Within the `log` directory, there is a file for each mutant scenario. This mostly contains the output from the Cargo commands, interspersed with some lines showing what command was run and the outcome. This is opened in append mode so that both cargo-mutants and cargo can write to it. This log is watched and the last line is shown in the progress bar to indicate what's going on.

Also, a file `mutants.out/debug.log` is written using [tracing](https://docs.rs/tracing) and written using the tracing macros. This contains more detailed information about what's happening in cargo-mutants itself.

## Parallelism

cargo-mutants supports running multiple tests in parallel. Although both Cargo builds and Rust tests can parallelize internally, they can also both end up waiting for a single compilation unit, link, or straggling test. Running multiple tests in parallel makes better use of machine resources when each individual test becomes serialized.
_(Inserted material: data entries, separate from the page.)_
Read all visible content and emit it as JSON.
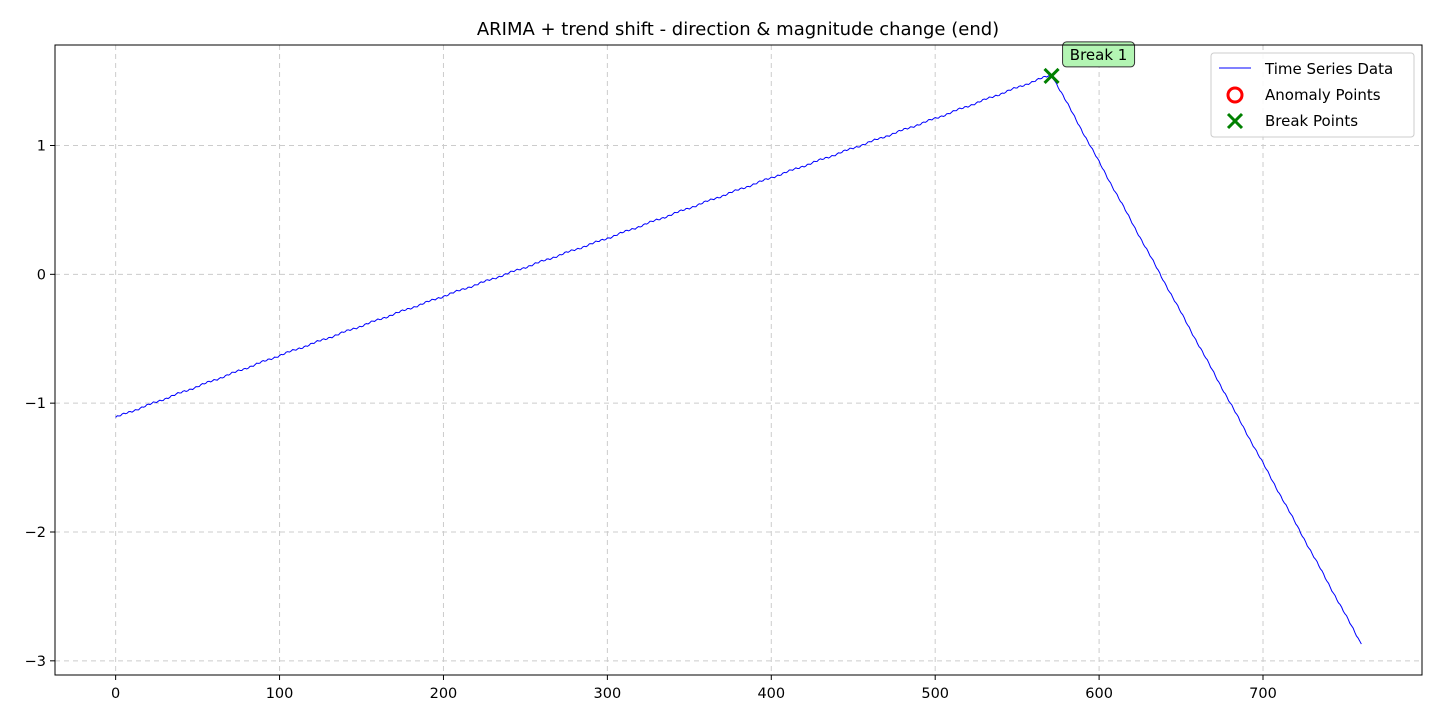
{
  "chart_data": {
    "type": "line",
    "title": "ARIMA + trend shift - direction & magnitude change (end)",
    "xlabel": "",
    "ylabel": "",
    "xlim": [
      -37,
      797
    ],
    "ylim": [
      -3.11,
      1.78
    ],
    "xticks": [
      0,
      100,
      200,
      300,
      400,
      500,
      600,
      700
    ],
    "yticks": [
      -3,
      -2,
      -1,
      0,
      1
    ],
    "ytick_labels": [
      "−3",
      "−2",
      "−1",
      "0",
      "1"
    ],
    "grid": true,
    "legend_position": "top-right",
    "colors": {
      "line": "#0000ff",
      "anomaly": "#ff0000",
      "break": "#008000",
      "annotation_bg": "#b3f5b3",
      "grid": "#cccccc"
    },
    "series": [
      {
        "name": "Time Series Data",
        "kind": "line",
        "x": [
          0,
          100,
          200,
          300,
          400,
          500,
          571,
          760
        ],
        "y": [
          -1.11,
          -0.63,
          -0.17,
          0.28,
          0.75,
          1.21,
          1.55,
          -2.87
        ]
      }
    ],
    "anomaly_points": {
      "name": "Anomaly Points",
      "x": [],
      "y": []
    },
    "break_points": {
      "name": "Break Points",
      "x": [
        571
      ],
      "y": [
        1.54
      ]
    },
    "annotations": [
      {
        "text": "Break 1",
        "x": 571,
        "y": 1.54
      }
    ]
  }
}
The initial baseline build is done in a single job, with no parallelism at the cargo-mutants layer.

If the baseline test completes successfully, its build directory is copied to make a total of one per parallel job. Unlike the initial copy from the source directory, this includes the `target` directory, since it should now be up to date for the compiler options that cargo-mutants will use.

We then launch the appropriate number of threads, each of which has its own build directory. They each build and test new mutants until everything is done, or until there's an error that stops all processing.

## `RUSTFLAGS`

Cargo has a somewhat complex system for controlling flags passed to `rustc`. cargo-mutants uses this to pass `--cap-lints` to avoid failures due to strict lints.

However, for other settings, we want to keep using whatever flags the user has configured in their environment, in the source tree, or in their per-user configuration. Unfortunately the Cargo `RUSTFLAGS` or `CARGO_ENCODED_RUSTFLAGS` variables entirely replace, instead of appending to, the user's flags.

Fully handling this seems to
require us to reimplement some of Cargo's logic from <https://doc.rust-lang.org/cargo/reference/config.html#buildrustflags> to find the right target and config, in the right files, determine the user's flags, and then append our own.

For now, cargo-mutants appends to the environment variables but does not attempt to read the config files.